Widely known as the unofficial dish of Greece, moussaka is available in almost every taverna across the country. During the height of eggplant season, you will find locals and tourists alike enjoying plates of moussaka alongside a glass of red wine and a fresh village salad. Like any popular dish, every family’s recipe will vary. Some will use just eggplant. Others will use eggplant and potatoes, no zucchini. Some will use eggplant and zucchini and no potatoes, which is a devastating loss. If the question is potatoes, the answer should always be yes!
My yiayia’s version of this traditional recipe includes all three vegetables and is slightly less labour intensive as she opted to bake the vegetables instead of frying them. This step saves both time and dishes, which is always a plus. With rich layers of meat sauce, roasted vegetables and a creamy bechamel, this hearty dish is sure to impress anyone lucky enough to try it.

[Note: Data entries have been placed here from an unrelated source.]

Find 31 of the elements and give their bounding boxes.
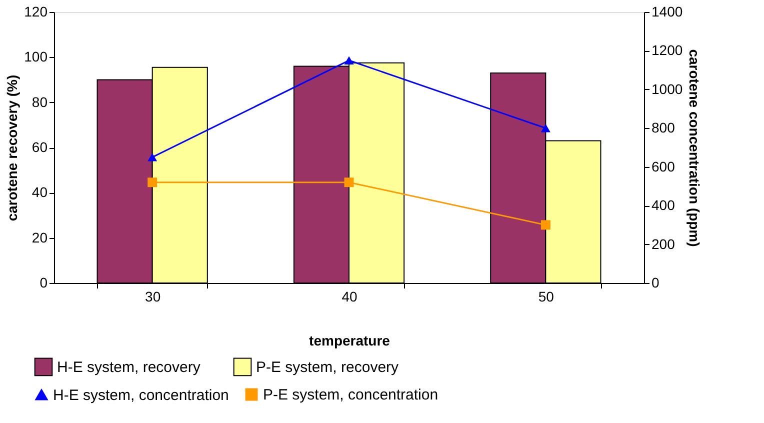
x-tick-label: 50 <box>538 288 554 304</box>
legend-label: H-E system, recovery <box>57 358 201 376</box>
y-axis-title: carotene recovery (%) <box>4 74 20 222</box>
y-tick-label: 0 <box>40 274 48 290</box>
x-tick-label: 40 <box>342 288 358 304</box>
point <box>540 220 550 230</box>
y2-axis-title: carotene concentration (ppm) <box>686 49 703 247</box>
y2-tick-label: 1000 <box>652 80 683 97</box>
y2-tick-label: 1200 <box>652 42 683 58</box>
point <box>540 124 550 132</box>
point <box>344 178 354 188</box>
y2-tick-label: 200 <box>652 236 676 252</box>
point <box>344 56 354 64</box>
point <box>148 153 158 162</box>
legend-label: H-E system, concentration <box>53 386 229 404</box>
y-tick-label: 60 <box>32 139 48 155</box>
y2-tick-label: 400 <box>652 197 676 214</box>
y-tick-label: 100 <box>24 48 48 65</box>
legend-label: P-E system, concentration <box>263 386 438 404</box>
y2-tick-label: 600 <box>652 158 676 174</box>
x-axis-title: temperature <box>309 332 390 348</box>
legend-label: P-E system, recovery <box>256 358 400 376</box>
x-tick-label: 30 <box>145 288 161 304</box>
y-tick-label: 120 <box>24 4 48 20</box>
point <box>148 178 158 188</box>
y-tick-label: 20 <box>32 229 48 246</box>
y2-tick-label: 800 <box>652 120 676 136</box>
y2-tick-label: 0 <box>652 274 660 290</box>
y-tick-label: 80 <box>32 94 48 110</box>
y2-tick-label: 1400 <box>652 4 683 20</box>
y-tick-label: 40 <box>32 184 48 200</box>
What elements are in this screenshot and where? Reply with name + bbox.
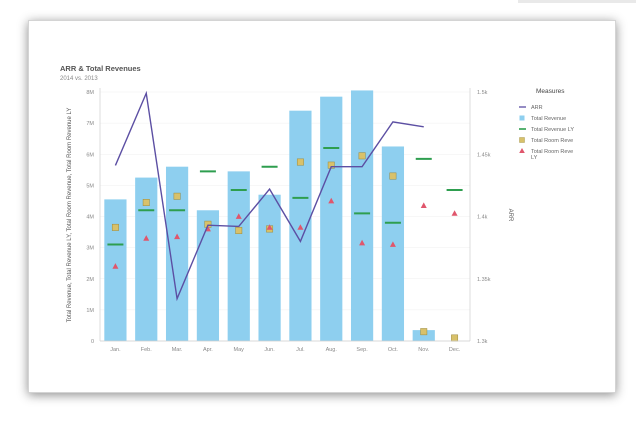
triangle-mark [297,224,304,230]
y-left-tick-label: 5M [86,183,94,189]
triangle-mark [143,235,150,241]
legend-label: Total Revenue LY [531,127,574,133]
bar [320,96,343,341]
axes: 0 1M 2M 3M 4M 5M 6M 7M 8M 1.3k 1.35k 1.4k 1.45k 1.5k J… [86,88,491,353]
triangle-mark [112,263,119,269]
triangle-mark [389,241,396,247]
x-tick-label: Jul. [296,347,305,353]
y-left-tick-label: 8M [86,90,94,96]
y-axis-left-label: Total Revenue, Total Revenue LY, Total R… [67,108,73,323]
marks-total-revenue-ly [107,147,463,246]
y-left-tick-label: 6M [86,152,94,158]
legend-swatch-triangle [519,148,525,153]
arr-line [114,90,424,302]
triangle-mark [420,202,427,209]
bar [104,199,127,341]
square-mark [451,334,459,342]
bar [196,210,220,341]
marks-total-room-revenue-ly [112,197,458,269]
square-mark [142,199,150,206]
triangle-mark [451,210,458,216]
y-left-tick-label: 0 [91,339,94,345]
x-tick-label: May [234,347,245,353]
triangle-mark [266,224,273,230]
square-mark [358,152,366,160]
bar [350,90,374,341]
x-tick-label: Jun. [264,347,275,353]
square-mark [296,158,304,166]
y-right-tick-label: 1.3k [477,339,488,345]
y-left-tick-label: 4M [86,215,94,221]
marks-total-room-revenue [111,152,459,342]
triangle-mark [174,233,181,240]
legend-label: Total Room Reve LY [531,149,573,161]
triangle-mark [235,213,242,219]
chart-title: ARR & Total Revenues [60,64,141,73]
bar [412,330,435,341]
triangle-mark [359,239,366,246]
triangle-mark [328,197,335,204]
y-left-tick-label: 1M [86,308,94,314]
legend-swatch-bar [519,115,525,121]
x-tick-label: Oct. [388,347,399,353]
legend-title: Measures [536,88,565,95]
x-tick-label: Mar. [172,347,183,353]
legend-label: Total Revenue [531,116,566,122]
legend-label: ARR [531,105,543,111]
square-mark [389,172,397,180]
y-right-tick-label: 1.5k [477,90,488,96]
bar [227,171,250,341]
square-mark [111,223,119,231]
y-right-tick-label: 1.45k [477,152,491,158]
legend-swatch-square [519,137,525,143]
bar [135,177,158,341]
x-tick-label: Nov. [418,347,429,353]
legend-label: Total Room Reve [531,138,573,144]
y-axis-right-label: ARR [507,209,513,222]
x-tick-label: Feb. [141,347,152,353]
line-arr [114,90,424,302]
bar [258,194,281,341]
legend: Measures ARR Total Revenue Total Revenue L… [519,88,574,161]
x-tick-label: Jan. [110,347,121,353]
bars-total-revenue [104,90,435,341]
y-left-tick-label: 2M [86,277,94,283]
x-tick-label: Sep. [356,347,368,353]
square-mark [173,192,181,200]
top-edge-line [518,0,636,3]
y-right-tick-label: 1.35k [477,277,491,283]
x-tick-label: Aug. [326,347,338,353]
x-tick-label: Dec. [449,347,461,353]
chart-subtitle: 2014 vs. 2013 [60,76,98,82]
y-left-tick-label: 7M [86,121,94,127]
x-tick-label: Apr. [203,347,213,353]
y-right-tick-label: 1.4k [477,215,488,221]
square-mark [235,227,243,234]
y-left-tick-label: 3M [86,246,94,252]
square-mark [420,328,428,336]
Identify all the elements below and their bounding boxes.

Season eggplant with salt and let sit for 30 minutes before assembly. This will draw out excess moisture and prevent eggplant from getting bitter.
For the sauce, saute red onion in olive oil for 5 minutes, then add garlic, oregano, bay leaves and cinnamon stick and cook until fragrant, about 30 seconds. Deglaze the pan with white wine.
Add in meat and allow to cook for 5 minutes before adding in the canned tomatoes. Break the tomatoes up with your spatula and allow to cook for 30 minutes.
Preheat the oven to 400°F. While the sauce is cooking, peel and slice potatoes into 1-inch disks. Toss with olive oil, salt and pepper and place in a single layer on a baking dish. Roast for 20 minutes.
Pat the eggplant dry and drizzle with olive oil, salt and pepper. Once potatoes are out of the oven, layer eggplant on top and cook for 20 minutes.
Slice zucchini into 1-inch disks and toss with olive oil, salt and pepper. Place on top of the eggplant and cook for a final 20 minutes.
While the vegetables are finishing in the oven, make the bechamel. Melt the butter on low heat then whisk in the flour. Slowly add the milk which will help loosen the sauce. Add nutmeg and season with salt and pepper to taste.
Once the vegetables are out of the oven, layer the meat sauce on top, followed by the bechamel. Grate the parmesan cheese on top and finish with freshly ground black pepper.
Bake until the top is a deep golden, about 30 minutes. Allow moussaka to cool for at least an hour before serving. Garnish with parsley if using and serve warm.